Abstract

Reaction of starch 1 dissolved in dimethyl sulfoxide (DMSO) with bulky thexyldimethylchlorosilane (TDSCl) in the presence of pyridine leads to regioselectively functionalized silyl ethers with a degree of substitution (DS) up to 1.8. The control of the DSSi, of the regioselectivity, and of the reaction pathway is described in detail. The reaction proceeds homogeneously up to DSSi of 0.6. With ongoing silylation the polymers form a separate phase incorporating the silylating agent to form TDS-starches with DSSi values higher than 1.0. After peracetylation of the silyl starches, the substitution pattern has been characterized not only in the anhydroglucose repeating units (AGU) but also in the non-reducing terminal end groups (TEG) by means of two-dimensional 1H NMR techniques. Up to DSSi 1.0, a very high regioselective functionalization of the primary 6-OH groups in the AGU as well as in the TEG is detectable.

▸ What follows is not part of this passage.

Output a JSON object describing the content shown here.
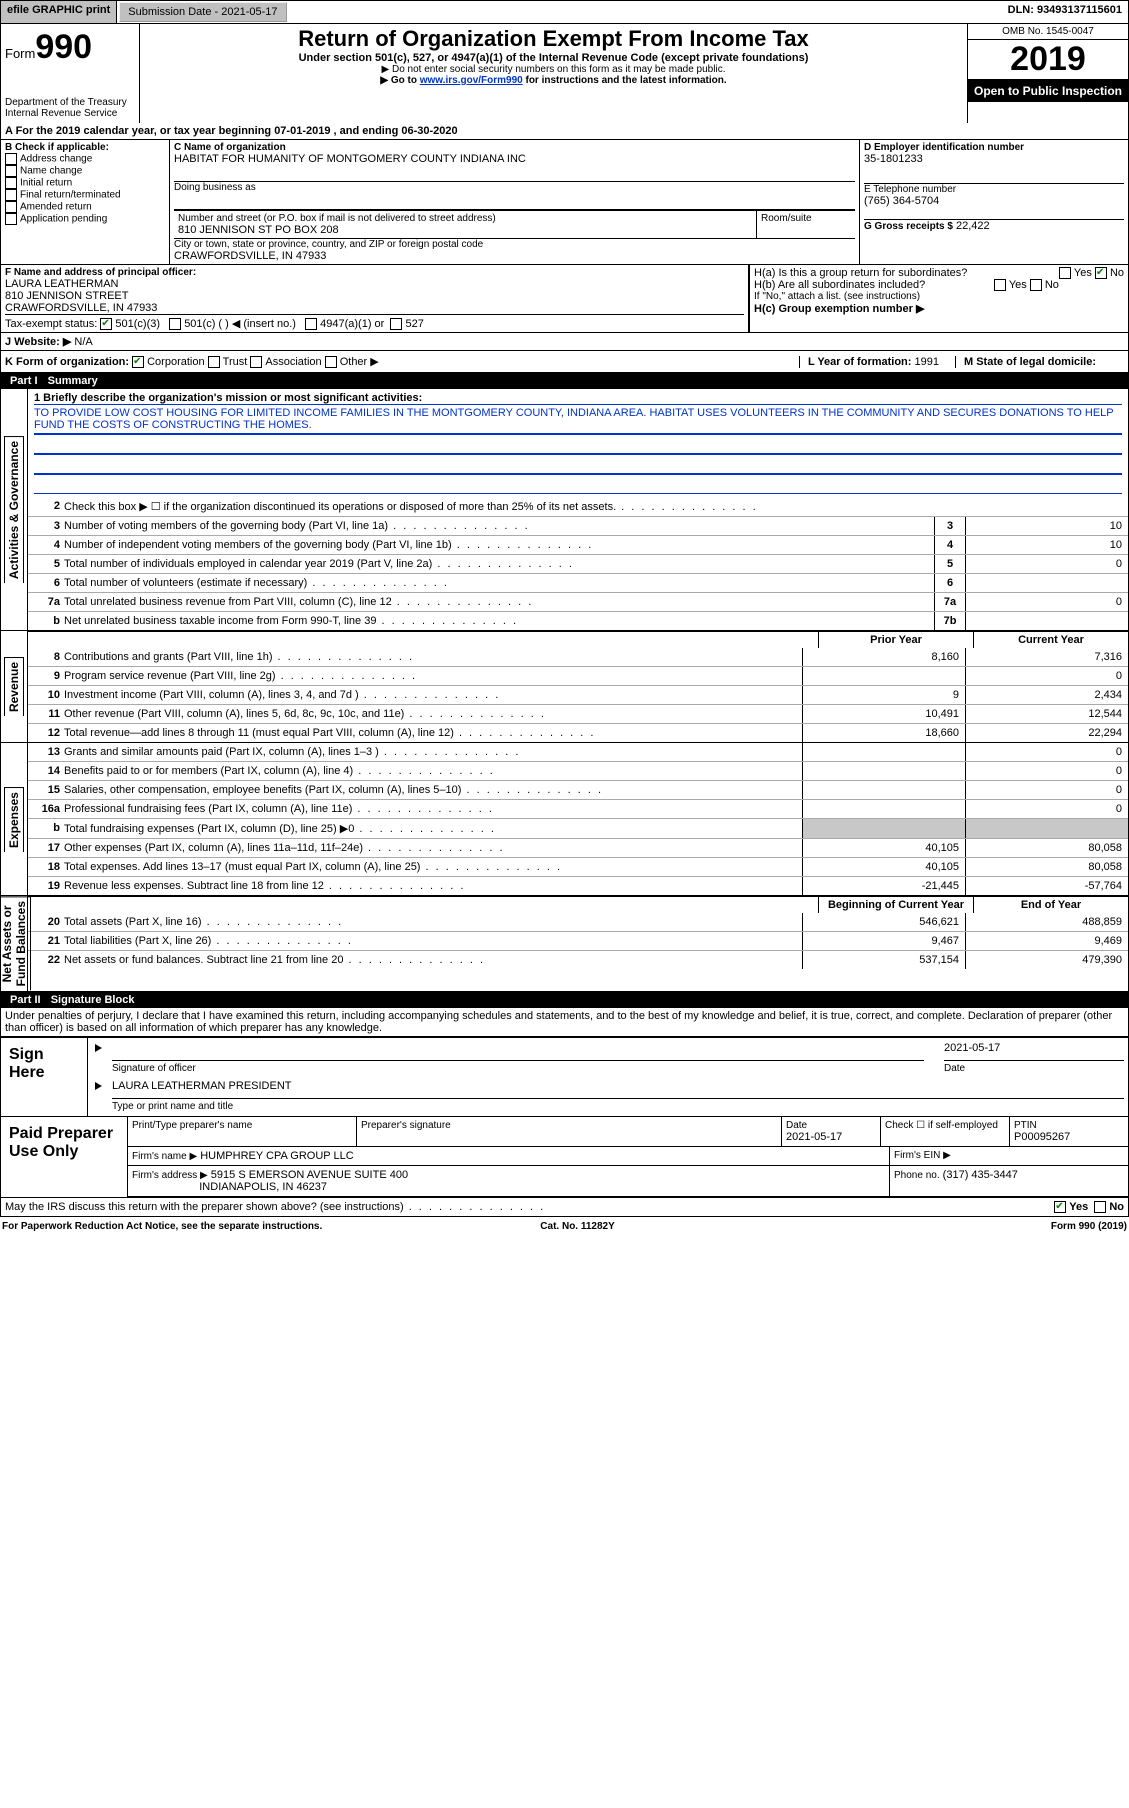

With increasing silylation (DSSi > 1.0), the subsequent silylation takes place at the 2-OH groups of the AGU and at the 3-OH groups of the TEG. These results are compared with our own investigations on the silylation of starch in the reaction system N-methylpyrrolidone (NMP)/ammonia and on the silylation of cellulose in N,N-dimethylacetamide (DMA)/LiCl/pyridine solution.